At 9:19 AM , Anonymous Anonymous said...

Unfortunately, the people opposed to gay marriage are also people who think that there is no or at least should be no separation of church and state. Swear to Allah, my sister actually believes that the founding fathers never intended for such a separation and to do so will incur the wrath of the almighty and is precisely why things like the stock market is crashing, Katrina did so much damage, and on and on.

Courage.

 
At 10:35 AM , Blogger Jon E. said...

True dat. I always feel that your sister and folks like her should be made to read a respectable biography of Franklin and Jefferson. Or even just Franklin's autobiography, in which he reproaches ministers for being eager to make good Presbyterians at the expense of making good Americans.

Then again, a lot--maybe most--of the founding fathers probably really didn't imagine a fundamental separation between Christianity and the federal government. They just didn't want one one particular Christian sect using the government to get the upper hand as had happened in pretty much every European country.

But, well, so what? Most of the founding fathers also didn't imagine treating blacks, Native Americans, or the Irish as full human beings.
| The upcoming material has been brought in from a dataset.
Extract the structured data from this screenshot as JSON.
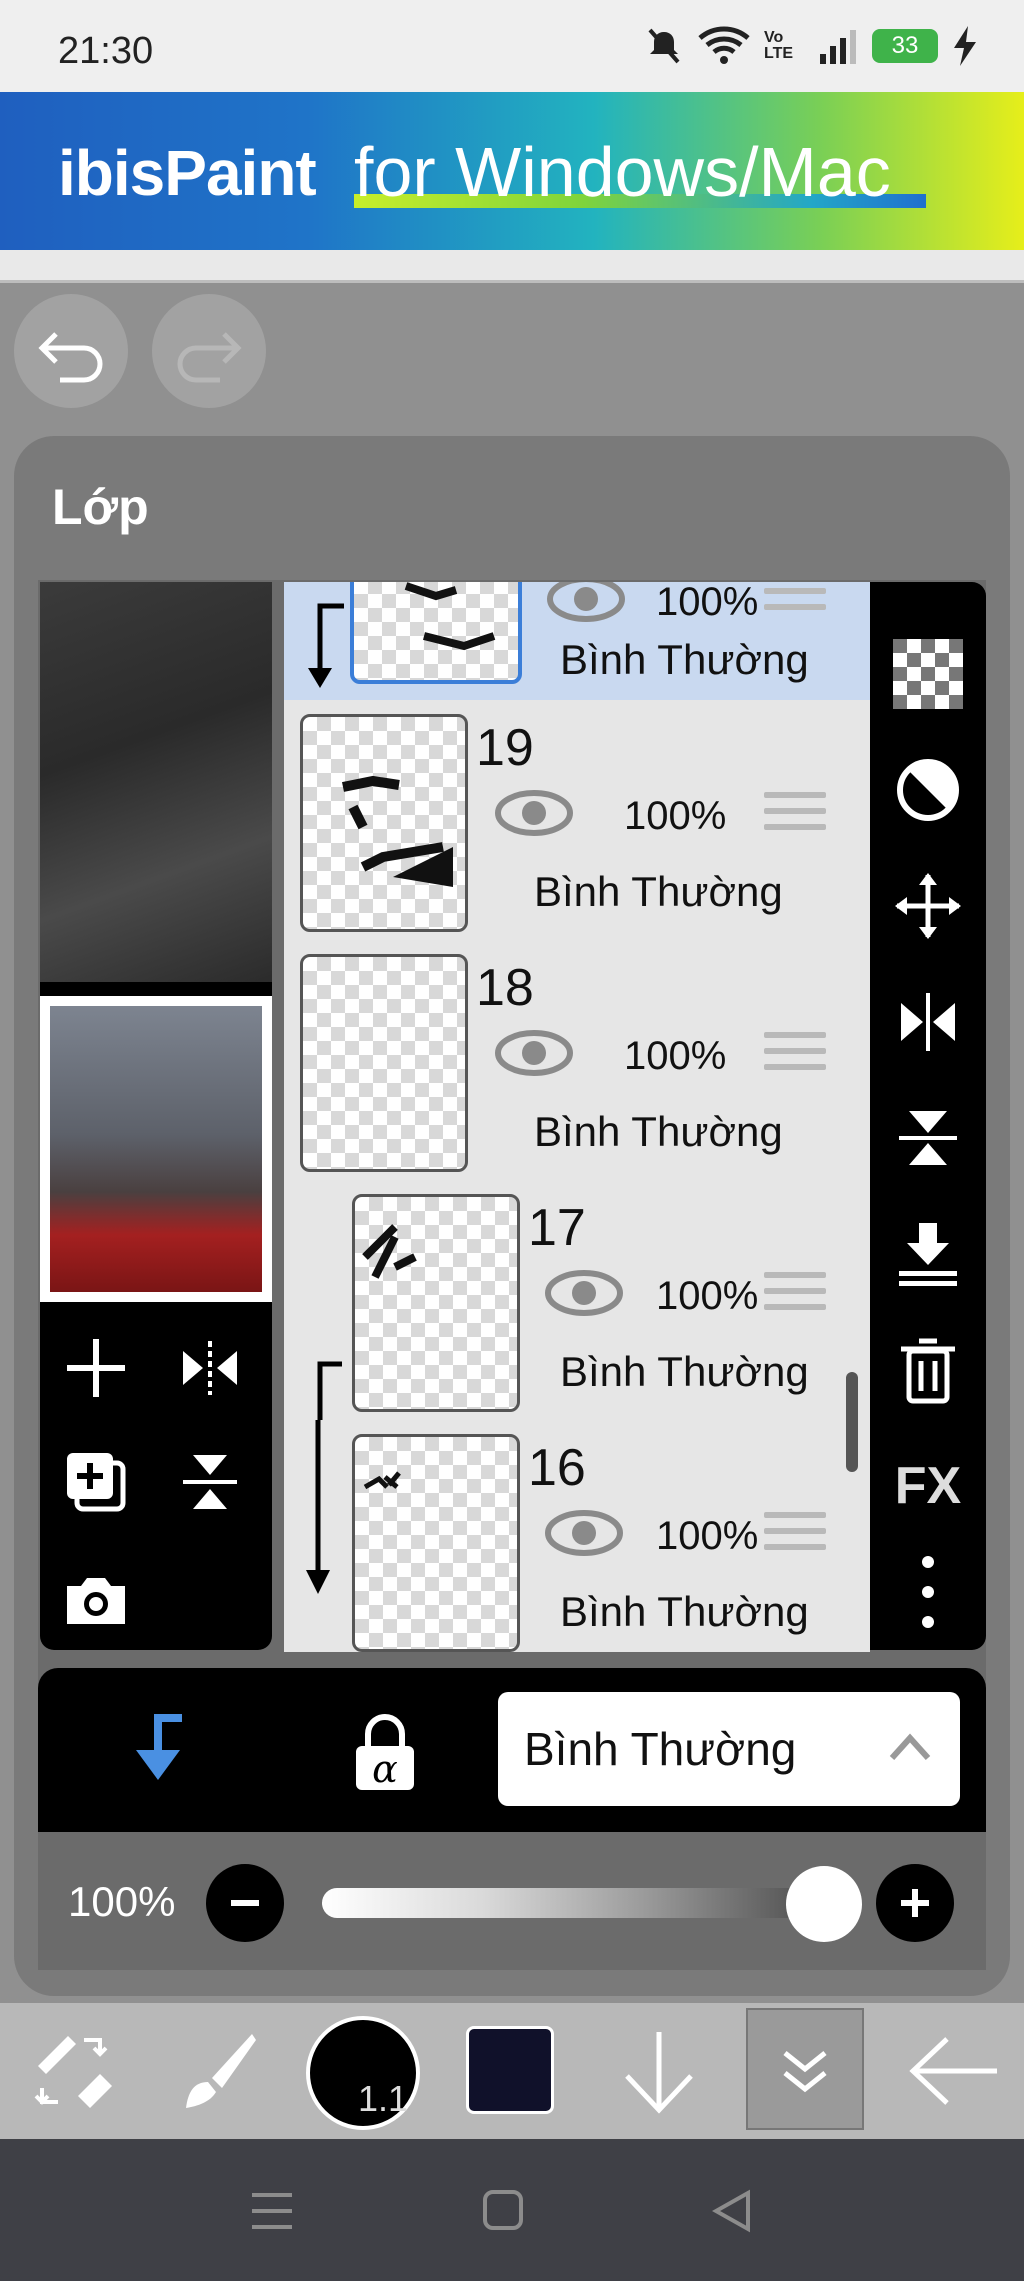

Few of them imagined granting suffrage even to white men who didn't own substantial property, and offhand I can't think of any of them who imagined granting suffrage to women.

So I'm not too sure why I'd want to treat the founding fathers' imaginations as the last word on sound social policy. They left us a visionary and adaptable document, but now it's our job to live up to the best, most progressive version of its principles as we encounter the world we live in--not the world that the founders lived in, and definitely not in the world in which the retrograde faction of the evangelical community fantasizes the founders to have lived.